A three-year-old dispute over access to Viking Cove ended last week with a settlement stating property owners Michael Wald and Sally Andersen may restrict access to their three-acre, beachfront property.

Resident Fred Einspruch sued Wald and Andersen in state Superior Court in July 2012, asking the court to recognize a public right of use on a section of beachfront owned by the couple.

Einspruch maintained that longtime use of the property by recreationists established a public right to continued use, while Andersen said she didn’t mind allowing others to use the strip of land to access the beach as long as they didn’t leave their vehicles or boats on her land.

The two parties signed a settlement Wednesday, April 8, stating Andersen and Wald “may restrict the uses of their property by users, including restricting parking on Rutzebeck Road.” However, it also stipulates members of the public may “occasionally” access Viking Cove beach across their property for kayak/canoe launching and/or garden seaweed gathering.

“That use, by pedestrians only, can continue so long as the access is only occasional and so long as the access is limited to those uses, and so long as those uses do not unduly block traffic on Rutzebeck Road and so long as they remain in attendance with their vehicles, and so long as the use does not result in waste, damage or injury to the property,” the settlement said. “Any other use must be by express approval of Andersen/Wald.”

It’s unclear what constitutes “occasional,” as there is no definition in the settlement. Andersen and Wald’s attorney Charlie Cole said the definition is “largely discretionary,” meaning it is up to Andersen and Wald.

“In the final analysis the court would decide it, but it’s a matter of common sense,” Cole said.

Andersen said she and Wald would “likely be more permissive” than the settlement stipulates. “It was important for us, however, to be able to control the activities on our own property, which is why we fought this lawsuit.”

Cole said he “positively” considered the settlement a victory for his clients.

In a phone interview, Einspruch said: “I tried to save public access at Viking Cove,” and declined further comment.

Andersen said Einspruch was not just seeking pedestrian access to the beach, but wanted approximately 12 percent of the property to be made public with unlimited parking and other uses.

Cole said Einspruch’s legal team approached him after Judge Phil Pallenberg denied Einspruch’s motion for summary judgment on April 6. A person who applies for summary judgment is attempting to avoid the time and expense of a trial when he or she believes the outcome is obvious.

It took the two parties less than an hour to hammer out the settlement document, Cole said.

Other stipulations of the settlement include users must park their vehicles at the end of Mud Bay Road and must immediately return to their vehicles after using the area to launch their kayak/canoe or gather seaweed.

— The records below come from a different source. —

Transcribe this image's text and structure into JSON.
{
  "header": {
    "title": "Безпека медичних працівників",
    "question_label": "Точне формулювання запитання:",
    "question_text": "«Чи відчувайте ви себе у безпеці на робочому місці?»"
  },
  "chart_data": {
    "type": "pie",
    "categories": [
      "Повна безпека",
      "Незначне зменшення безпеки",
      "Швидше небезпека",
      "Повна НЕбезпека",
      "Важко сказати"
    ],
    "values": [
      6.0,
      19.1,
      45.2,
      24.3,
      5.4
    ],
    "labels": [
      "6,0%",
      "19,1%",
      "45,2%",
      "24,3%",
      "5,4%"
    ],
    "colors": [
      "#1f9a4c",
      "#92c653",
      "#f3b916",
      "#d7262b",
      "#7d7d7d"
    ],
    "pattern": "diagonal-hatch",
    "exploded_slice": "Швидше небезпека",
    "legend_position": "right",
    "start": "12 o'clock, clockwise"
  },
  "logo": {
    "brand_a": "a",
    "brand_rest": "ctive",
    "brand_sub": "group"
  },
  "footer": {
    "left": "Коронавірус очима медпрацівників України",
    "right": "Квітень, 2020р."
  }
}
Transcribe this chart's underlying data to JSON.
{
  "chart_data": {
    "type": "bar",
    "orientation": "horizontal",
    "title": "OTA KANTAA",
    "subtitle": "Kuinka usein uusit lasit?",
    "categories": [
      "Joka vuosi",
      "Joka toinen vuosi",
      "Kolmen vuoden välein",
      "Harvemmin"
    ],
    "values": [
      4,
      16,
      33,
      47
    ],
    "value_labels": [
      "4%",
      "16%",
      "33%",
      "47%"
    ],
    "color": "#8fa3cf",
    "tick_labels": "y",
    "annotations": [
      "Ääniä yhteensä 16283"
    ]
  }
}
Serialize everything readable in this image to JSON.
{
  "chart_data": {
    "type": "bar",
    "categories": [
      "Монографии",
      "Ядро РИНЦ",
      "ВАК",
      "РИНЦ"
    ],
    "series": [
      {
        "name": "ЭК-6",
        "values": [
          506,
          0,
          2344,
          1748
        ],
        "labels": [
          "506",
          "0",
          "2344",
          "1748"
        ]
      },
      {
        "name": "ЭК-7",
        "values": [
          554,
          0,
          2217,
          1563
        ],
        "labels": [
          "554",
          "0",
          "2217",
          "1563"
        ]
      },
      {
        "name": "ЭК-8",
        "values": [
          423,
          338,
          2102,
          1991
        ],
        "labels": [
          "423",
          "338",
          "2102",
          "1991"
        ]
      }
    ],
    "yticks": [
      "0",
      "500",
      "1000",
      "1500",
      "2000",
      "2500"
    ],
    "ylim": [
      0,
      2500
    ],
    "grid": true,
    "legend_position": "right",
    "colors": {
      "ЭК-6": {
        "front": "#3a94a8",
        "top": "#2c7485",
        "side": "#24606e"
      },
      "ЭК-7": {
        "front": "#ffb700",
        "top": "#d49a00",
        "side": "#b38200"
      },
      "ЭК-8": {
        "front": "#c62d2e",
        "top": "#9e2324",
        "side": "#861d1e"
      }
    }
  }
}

In the event there is “more than occasional public use,” Andersen can seek immediate injunctive relief from a judge, which would prohibit access.

“The settlement states that we have every right to control all use and access on our property,” Andersen said. “We will continue to allow occasional pedestrian access on our property, as we have since we purchased it in 2010. Access is at our discretion. Parking on our property, including Rutzebeck Road, will not be allowed,” Andersen said.

Andersen called the lawsuit “stressful” and “unnecessary.”

“The only good to come of this episode is that the court concludes that allowing people to cross private property does not confer any ownership or easement rights,” she said.

Each party is responsible for bearing its own costs and attorney fees, according to the settlement.

“We would have liked to have seen Fred Einspruch pay our legal fees,” Andersen said. “The law does not support his claims, as the judge has clearly stated elsewhere in this case. This frivolous lawsuit has only wasted time and money and caused considerable hard feelings.”